Views expressed in opinion columns are the author’s own.

Howard University students have a lot to complain about. A month ago, they were speaking out against the abysmal conditions of their dorms — plagued with pests, broken heating units and bureaucratic errors — and as of Wednesday, they’re in their seventh day of protests in the university’s administration building.

This building occupation was triggered by the discovery that several university employees had misused financial aid funds for nine years, but that was just another grievance among many. Now that the tension has broken, it’s only natural that students demand the university address all its shortcomings; the protesters have leverage for this fleeting period, and they want to make the most of their position. They’ve consolidated their needs into nine demands, which range from improved mental health resources on campus to the immediate resignation of Howard University President Wayne Frederick.

This protest is well-coordinated, justified and overdue. It’s commendable that students are taking control in a meaningful and peacefully disruptive way. However, their protest has become too amorphous and taken on too many causes to make effective change at this point. By trying to address every shortcoming of the university, they’ve undermined the cohesiveness and unity of their movement.

Even the list of demands they created has conflicting aims. At once, they’re trying to freeze tuition costs and have the university show greater financial accountability while also allocating funds to fight gentrification in their communities. The university can’t allocate funding to these new projects if the students aren’t supplying it. Money can’t be put into the surrounding neighborhood when the university’s facilities are already inadequate; these causes drain resources from each other.

Moreover, gentrification is a function of people with money coming to the area. Howard University is an expensive private institution in an expensive part of an expensive city. Students come in paying high tuition and struggle to make rent, but they’re already part of a wealthier class compared to the surrounding areas. They’re inconvenienced by the elevated cost of living in Washington and tasking their university with doing something about it, but that’s a limited framework that disproportionately benefits students’ quality of life, as opposed to people in the surrounding areas.

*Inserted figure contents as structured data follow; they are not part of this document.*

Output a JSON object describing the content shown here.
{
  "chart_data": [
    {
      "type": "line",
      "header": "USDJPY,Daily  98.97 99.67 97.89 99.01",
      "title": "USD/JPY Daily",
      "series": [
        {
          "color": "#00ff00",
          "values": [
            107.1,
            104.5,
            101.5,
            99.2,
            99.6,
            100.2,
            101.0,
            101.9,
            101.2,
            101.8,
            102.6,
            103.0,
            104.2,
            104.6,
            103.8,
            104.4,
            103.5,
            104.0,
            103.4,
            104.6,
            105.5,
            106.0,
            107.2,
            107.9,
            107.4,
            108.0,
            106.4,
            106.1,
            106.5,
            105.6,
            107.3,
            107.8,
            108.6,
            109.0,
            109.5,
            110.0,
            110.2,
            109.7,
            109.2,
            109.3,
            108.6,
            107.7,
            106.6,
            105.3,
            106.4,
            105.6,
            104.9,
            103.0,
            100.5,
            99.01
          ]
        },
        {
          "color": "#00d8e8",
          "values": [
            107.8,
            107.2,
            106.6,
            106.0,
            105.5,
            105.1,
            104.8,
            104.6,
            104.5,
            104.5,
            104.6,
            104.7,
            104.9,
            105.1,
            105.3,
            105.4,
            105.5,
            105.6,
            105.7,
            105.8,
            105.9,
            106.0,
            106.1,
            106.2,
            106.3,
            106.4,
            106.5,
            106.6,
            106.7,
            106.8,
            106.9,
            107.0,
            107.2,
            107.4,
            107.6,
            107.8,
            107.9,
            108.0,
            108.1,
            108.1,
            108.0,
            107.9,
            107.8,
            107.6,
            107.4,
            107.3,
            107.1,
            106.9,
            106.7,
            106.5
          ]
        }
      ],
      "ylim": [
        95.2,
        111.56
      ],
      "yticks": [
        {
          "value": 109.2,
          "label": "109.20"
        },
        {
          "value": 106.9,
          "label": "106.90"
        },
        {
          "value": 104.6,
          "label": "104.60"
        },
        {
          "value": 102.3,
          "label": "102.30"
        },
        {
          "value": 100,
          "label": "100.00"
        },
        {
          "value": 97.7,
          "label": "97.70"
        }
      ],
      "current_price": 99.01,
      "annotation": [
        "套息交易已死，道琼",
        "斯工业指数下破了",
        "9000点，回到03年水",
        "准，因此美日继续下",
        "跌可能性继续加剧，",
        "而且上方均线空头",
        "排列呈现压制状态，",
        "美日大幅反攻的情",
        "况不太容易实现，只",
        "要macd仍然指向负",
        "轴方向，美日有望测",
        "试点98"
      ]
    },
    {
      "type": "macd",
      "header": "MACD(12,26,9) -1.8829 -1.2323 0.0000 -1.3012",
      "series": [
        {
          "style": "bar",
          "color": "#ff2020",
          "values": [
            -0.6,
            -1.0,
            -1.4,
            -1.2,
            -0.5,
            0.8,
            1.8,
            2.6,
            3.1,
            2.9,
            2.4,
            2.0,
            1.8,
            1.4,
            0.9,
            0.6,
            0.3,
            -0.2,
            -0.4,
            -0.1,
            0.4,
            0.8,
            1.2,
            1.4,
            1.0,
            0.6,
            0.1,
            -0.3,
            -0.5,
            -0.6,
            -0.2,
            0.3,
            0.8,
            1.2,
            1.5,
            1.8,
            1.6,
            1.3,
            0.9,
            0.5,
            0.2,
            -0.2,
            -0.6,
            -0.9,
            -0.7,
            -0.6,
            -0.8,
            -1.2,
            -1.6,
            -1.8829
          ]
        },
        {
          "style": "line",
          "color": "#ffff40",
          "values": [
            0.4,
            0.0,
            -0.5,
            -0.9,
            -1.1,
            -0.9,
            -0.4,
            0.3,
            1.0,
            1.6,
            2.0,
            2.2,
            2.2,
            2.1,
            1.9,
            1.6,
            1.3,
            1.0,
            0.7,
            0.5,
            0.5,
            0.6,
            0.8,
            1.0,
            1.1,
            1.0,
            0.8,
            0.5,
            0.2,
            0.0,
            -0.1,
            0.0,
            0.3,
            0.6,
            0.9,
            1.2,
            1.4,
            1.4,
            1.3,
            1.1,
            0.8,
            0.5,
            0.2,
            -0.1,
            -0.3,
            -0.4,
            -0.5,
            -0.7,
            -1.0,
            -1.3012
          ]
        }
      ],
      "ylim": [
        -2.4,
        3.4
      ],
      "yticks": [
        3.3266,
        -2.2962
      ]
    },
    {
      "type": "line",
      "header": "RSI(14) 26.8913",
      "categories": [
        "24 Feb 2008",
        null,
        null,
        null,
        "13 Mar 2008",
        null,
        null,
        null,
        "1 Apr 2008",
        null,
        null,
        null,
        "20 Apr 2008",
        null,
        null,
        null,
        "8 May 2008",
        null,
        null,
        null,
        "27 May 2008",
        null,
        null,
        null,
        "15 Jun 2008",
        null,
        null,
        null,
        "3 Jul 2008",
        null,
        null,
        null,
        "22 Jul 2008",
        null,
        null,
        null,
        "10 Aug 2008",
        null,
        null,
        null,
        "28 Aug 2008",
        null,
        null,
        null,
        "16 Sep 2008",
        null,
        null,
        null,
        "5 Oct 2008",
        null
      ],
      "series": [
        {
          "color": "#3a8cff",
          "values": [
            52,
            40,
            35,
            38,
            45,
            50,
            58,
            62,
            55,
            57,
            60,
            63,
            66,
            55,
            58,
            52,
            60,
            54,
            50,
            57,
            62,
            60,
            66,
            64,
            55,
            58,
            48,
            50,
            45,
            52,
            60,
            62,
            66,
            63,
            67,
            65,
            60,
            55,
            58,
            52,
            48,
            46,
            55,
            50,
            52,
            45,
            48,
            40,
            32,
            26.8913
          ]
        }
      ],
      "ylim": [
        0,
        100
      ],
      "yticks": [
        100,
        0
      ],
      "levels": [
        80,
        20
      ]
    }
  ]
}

While it may be an attempt to bring their civic unrest out of the bubble of their university, these protesting students can’t address issues so large and outside their scope effectively. However these protests end, the requested funds and manpower can’t be sent internally to increase mental health and sexual assault resources while also being sent externally to fund food pantries and community outreach efforts.

Moreover, some of these requests are asking too much. At the end of their list is the demand that students have the ability to participate in administrative decisions through popular vote, immediately after demanding the current executive committee of the university resign. While this protest is all about students reclaiming power from a corrupt administration, I don’t think the latter will acquiesce to this democratization of power. It’s a major systemic change that also won’t occur over weeks or months of protest. Restructuring power dynamics on this scale takes a lot of time and consideration of consequences that don’t fit the actionable timeline for these students.

And ultimately, it pushes students to ask, what is this whole thing about? Are they protesting because their housing is bad, because their money is being misused, because their school perpetuates oppressive power structures? Not every issue touches every student as deeply, not every issue has a clear solution, and not every issue can be resolved in one campaign.

While it’s reasonable for students to expect ethicalness and change from Howard University, the demands they’ve made can’t all be accomplished in the scale of their current protests. By taking on every cause, they’ve weakened their message and hindered their own progress. As of Saturday, one demand of the nine has been met, and the future for the rest remains unclear.